俺がうなずくと、大さじで、一杯、二杯、三杯、と塩を投入してゆく。
「さすがマスターの国の料理ですねー。塩をそんなに盛大に使うなんて、こっちじゃ考えられないですよー」
エルフが言う。
そういや塩はこっちじゃ貴重品だったっけな。うちの店の最初の人気商品だったな。
自分の店でいつも大量に取り扱っているせいで、ぜんぜん貴重って感じにはならないのだが……。

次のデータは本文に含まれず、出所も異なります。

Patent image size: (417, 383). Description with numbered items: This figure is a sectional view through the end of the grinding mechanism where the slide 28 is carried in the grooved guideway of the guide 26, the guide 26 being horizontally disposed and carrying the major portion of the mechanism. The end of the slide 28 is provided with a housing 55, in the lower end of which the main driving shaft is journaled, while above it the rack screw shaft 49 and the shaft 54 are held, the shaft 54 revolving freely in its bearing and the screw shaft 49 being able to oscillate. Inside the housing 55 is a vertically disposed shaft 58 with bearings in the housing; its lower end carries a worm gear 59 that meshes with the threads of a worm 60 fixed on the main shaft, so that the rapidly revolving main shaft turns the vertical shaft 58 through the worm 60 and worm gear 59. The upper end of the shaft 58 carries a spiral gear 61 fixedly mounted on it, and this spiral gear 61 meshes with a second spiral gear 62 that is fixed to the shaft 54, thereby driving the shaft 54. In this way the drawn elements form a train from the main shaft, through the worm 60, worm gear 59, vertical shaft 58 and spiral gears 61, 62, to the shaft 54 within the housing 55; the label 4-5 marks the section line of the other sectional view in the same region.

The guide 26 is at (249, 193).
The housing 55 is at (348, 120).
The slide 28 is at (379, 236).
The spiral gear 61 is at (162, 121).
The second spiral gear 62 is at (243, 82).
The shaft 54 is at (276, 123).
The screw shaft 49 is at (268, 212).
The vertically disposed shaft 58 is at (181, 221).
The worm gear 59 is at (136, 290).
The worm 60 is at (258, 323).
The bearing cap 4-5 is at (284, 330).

ちなみにうちの店。街ではCマートならぬ「塩マート」などと呼ばれていたりする。
「お湯が沸くあいだに、エダマメを、茎からはずす」
「はずします!」
「はずすー」
「そしたら、塩もみするんだったかな?」
「しおもみ……、って?」
「塩をぶっかけて、鞘をモミモミするんだ」
「またお塩を使うんですかー。やっぱりマスターの国の料理って、豪華ですねー」
「エダマメは庶民の味だぞ」
俺は言った。
だから塩なんて、向こうじゃ一キロ百円もしないで売ってるっつーの。
「お湯。わいたよ」
「お湯が沸きましたー!
湯が沸いた。
「じゃあエダマメを入れる」
「いれます……」
「いれます!」
「そしたら、煮えるのを、何分か待つ」
「まちます」
「待ちます!」
「あと……、そうそう。エナ。大事な任務があるんだ」
「なに?」
エナが目を輝かせて、俺に聞いてくる。
「オバちゃんの食堂にいって、エールをもらってきてくれ。おっきなジョッキでな」
「うん!」
「――待った」
駆け出そうとするエナを、俺は呼び止めた。
塩を一袋、一キロばかり持たせる。エール代だ。
「いってきます!」
勢いよく駆けだしたエナは、大ジョッキのエールを持ってきて――あとついでに、オバちゃんまで連れ帰ってきた。
また増えた。
そこでオーク姉がじーっと見ている。オバちゃんもその隣で、エダマメが茹であがるのを、じーっと見ている。
まーったく、もう。
「四分……、たったよ?」
エナが紅茶用の砂時計で時間を計ってくれていた。
「よし。そろそろいいかな。エダマメをあげたら、できあがりだ。熱いから、冷まして食べるんだぞ」
「もういいの!」
大ざるにあげて、皆で食べる。
「こうやってな。指でぎゅっとつまむと、飛び出してくるんだ」
「うわっ。すごい! おもしろい!」
「肉味! 肉味がしますっ!」
「これは面白い食べものだな」
オーク姉も、ぴょんとエダマメを飛ばしながら、興味深げに言う。エダマメを空中に飛ばして口でキャッチするという高等テクニックまで使っている。
「ああ。これいいねえ。エールに合うねえ」
口許に泡をつけて、オバちゃんが言う。
「だろ? だろぉ?」
俺はおもわずオバちゃんに言った。
オバちゃんは見た目はロリで小学生だが、中身は三十ウン歳なので、飲酒は問題ない。
――っていうか、こっちにはあるのかな? 未成年の飲酒禁止とか、そーゆー法律?
それ以前に、成年と未成年の区別があるのか?
そもそも法律があるのか? あんまり聞かないし。なにか揉め事があっても、キングが出てきて、一言二言、話して、それで解決してるしな。
「エールって、おいしいの?」
「飲んでみるかい?」
あっと思う間もなく、オバちゃんがジョッキを差し出している。
だがエナは俺のほうを向くと――。
「まれびとさんから、もらう」
うーん。いいのかなー。
そんなことを思いながら、俺はジョッキをエナに渡した。
エナは泡のところにちょっとだけ口をつけて――。
「にがい」
すぐにジョッキを返してきた。
あはは。まだすこし早かったようだなー。
皆でエダマメをついばんで、大人はエールを楽しんだ。
エダマメはオバちゃんに請われて、量産することになった。
畑を作って、残りの大豆はぜんぶ蒔いた。芽が出て、育って、また収穫できるようになるまでは、何十日もかかるのだろう。
エナが毎日水をやっている。
新木も庭の菜園でエダマメ育ててます。そろそろ収穫なので楽しみです。